During the peak of the COVID-19 outbreak in the US, it appeared that children were protected and essentially unaffected. There were relatively few children who got sick from the virus, and nearly all of those who did made full recoveries. Unfortunately, children do not seem as protected against this mysterious virus as we initially believed. There is a new disease, specific to children, that appears to be associated with COVID-19 infection. The disease has been given the name Multisystem Inflammatory Syndrome in Children (MIS-C).
MIS-C can cause inflammation and compromise the function of many different organs in the body including the heart, the kidneys, the liver, and the gastrointestinal tract. The syndrome becomes apparent weeks after a COVID-19 infection. Although most children experiencing MIS-C test positive for COVID-19, some do not.
Parents should watch for fever, a red and blotchy rash, diarrhea and vomiting as signs of MIS-C. If these symptoms develop, parents should bring their child to the nearest emergency department immediately.
Fortunately, MIS-C is rare and although children can become very sick, there are effective treatments and almost all children recover. These treatments include intravenous medications of general (non-COVID) antibodies and steroids.
Currently, the exact cause of the syndrome is not known, but an underlying cause seems to be an overly revved up immune system. Children’s Hospital New Orleans is involved with multi-institutional studies to help determine the cause and the best treatments of this emerging disease.

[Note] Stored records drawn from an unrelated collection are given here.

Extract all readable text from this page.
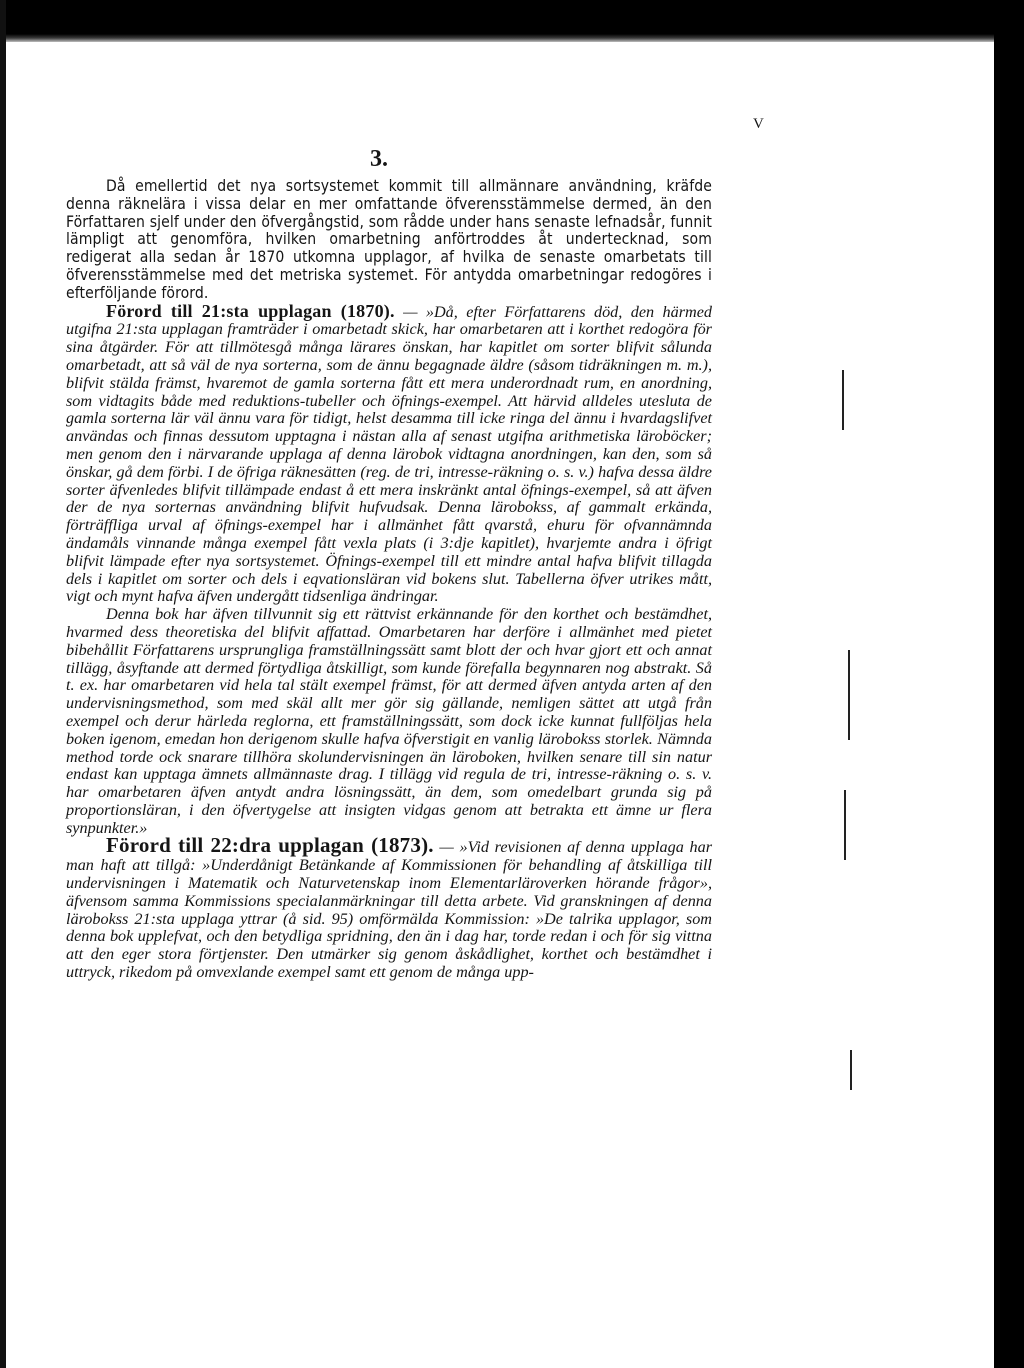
V
3.

Då emellertid det nya sortsystemet kommit till allmännare användning, kräfde denna räknelära i vissa delar en mer omfattande öfverensstämmelse dermed, än den Författaren sjelf under den öfvergångstid, som rådde under hans senaste lefnadsår, funnit lämpligt att genomföra, hvilken omarbetning anförtroddes åt undertecknad, som redigerat alla sedan år 1870 utkomna upplagor, af hvilka de senaste omarbetats till öfverensstämmelse med det metriska systemet. För antydda omarbetningar redogöres i efterföljande förord.

Förord till 21:sta upplagan (1870). — »Då, efter Författarens död, den härmed utgifna 21:sta upplagan framträder i omarbetadt skick, har omarbetaren att i korthet redogöra för sina åtgärder. För att tillmötesgå många lärares önskan, har kapitlet om sorter blifvit sålunda omarbetadt, att så väl de nya sorterna, som de ännu begagnade äldre (såsom tidräkningen m. m.), blifvit stälda främst, hvaremot de gamla sorterna fått ett mera underordnadt rum, en anordning, som vidtagits både med reduktions-tubeller och öfnings-exempel. Att härvid alldeles utesluta de gamla sorterna lär väl ännu vara för tidigt, helst desamma till icke ringa del ännu i hvardagslifvet användas och finnas dessutom upptagna i nästan alla af senast utgifna arithmetiska läroböcker; men genom den i närvarande upplaga af denna lärobok vidtagna anordningen, kan den, som så önskar, gå dem förbi. I de öfriga räknesätten (reg. de tri, intresse-räkning o. s. v.) hafva dessa äldre sorter äfvenledes blifvit tillämpade endast å ett mera inskränkt antal öfnings-exempel, så att äfven der de nya sorternas användning blifvit hufvudsak. Denna lärobokss, af gammalt erkända, förträffliga urval af öfnings-exempel har i allmänhet fått qvarstå, ehuru för ofvannämnda ändamåls vinnande många exempel fått vexla plats (i 3:dje kapitlet), hvarjemte andra i öfrigt blifvit lämpade efter nya sortsystemet. Öfnings-exempel till ett mindre antal hafva blifvit tillagda dels i kapitlet om sorter och dels i eqvationsläran vid bokens slut. Tabellerna öfver utrikes mått, vigt och mynt hafva äfven undergått tidsenliga ändringar.

Denna bok har äfven tillvunnit sig ett rättvist erkännande för den korthet och bestämdhet, hvarmed dess theoretiska del blifvit affattad. Omarbetaren har derföre i allmänhet med pietet bibehållit Författarens ursprungliga framställningssätt samt blott der och hvar gjort ett och annat tillägg, åsyftande att dermed förtydliga åtskilligt, som kunde förefalla begynnaren nog abstrakt. Så t. ex. har omarbetaren vid hela tal stält exempel främst, för att dermed äfven antyda arten af den undervisningsmethod, som med skäl allt mer gör sig gällande, nemligen sättet att utgå från exempel och derur härleda reglorna, ett framställningssätt, som dock icke kunnat fullföljas hela boken igenom, emedan hon derigenom skulle hafva öfverstigit en vanlig lärobokss storlek. Nämnda method torde ock snarare tillhöra skolundervisningen än läroboken, hvilken senare till sin natur endast kan upptaga ämnets allmännaste drag. I tillägg vid regula de tri, intresse-räkning o. s. v. har omarbetaren äfven antydt andra lösningssätt, än dem, som omedelbart grunda sig på proportionsläran, i den öfvertygelse att insigten vidgas genom att betrakta ett ämne ur flera synpunkter.»

Förord till 22:dra upplagan (1873). — »Vid revisionen af denna upplaga har man haft att tillgå: »Underdånigt Betänkande af Kommissionen för behandling af åtskilliga till undervisningen i Matematik och Naturvetenskap inom Elementarläroverken hörande frågor», äfvensom samma Kommissions specialanmärkningar till detta arbete. Vid granskningen af denna lärobokss 21:sta upplaga yttrar (å sid. 95) omförmälda Kommission: »De talrika upplagor, som denna bok upplefvat, och den betydliga spridning, den än i dag har, torde redan i och för sig vittna att den eger stora förtjenster. Den utmärker sig genom åskådlighet, korthet och bestämdhet i uttryck, rikedom på omvexlande exempel samt ett genom de många upp-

For more information, check out our COVID-19 Resources for Families.
Dr. Thomas Kimball
Dr. Thomas Kimball is the Director of the Heart Center and Division Chief of Cardiology at Children’s Hospital New Orleans. A native of Oakland, California, he received his undergraduate degree at Stanford University. Dr. Kimball attended medical school at New York University followed by a pediatric residency at Children’s Hospital of Los Angeles. He completed a cardiology fellowship at Cincinnati Children’s Hospital and remained at that institution as an attending cardiologist for 34 years. He is currently the Nelson K Ordway Professor of Pediatrics at the LSU Health Center. He is board-certified in both Pediatrics and Pediatric Cardiology. His clinical interests include non-invasive cardiac imaging and pediatric coronary artery disease (Kawasaki Disease and congenital anomalies of the coronaries). His research interests relate to the cardiovascular effects of obesity and decreasing patients lost to follow-up rates. Dr. Kimball values the physician/patient relationship because it is career-defining to see his patients who were once critically ill babies develop into healthy husbands/wives, college graduates and elite athletes.
A little something extra about Dr. Kimball
He has run a marathon in every state with his favorites being Disney in Florida, Boston, New York, Deadwood in South Dakota and, of course, his very last one – Missoula, Montana!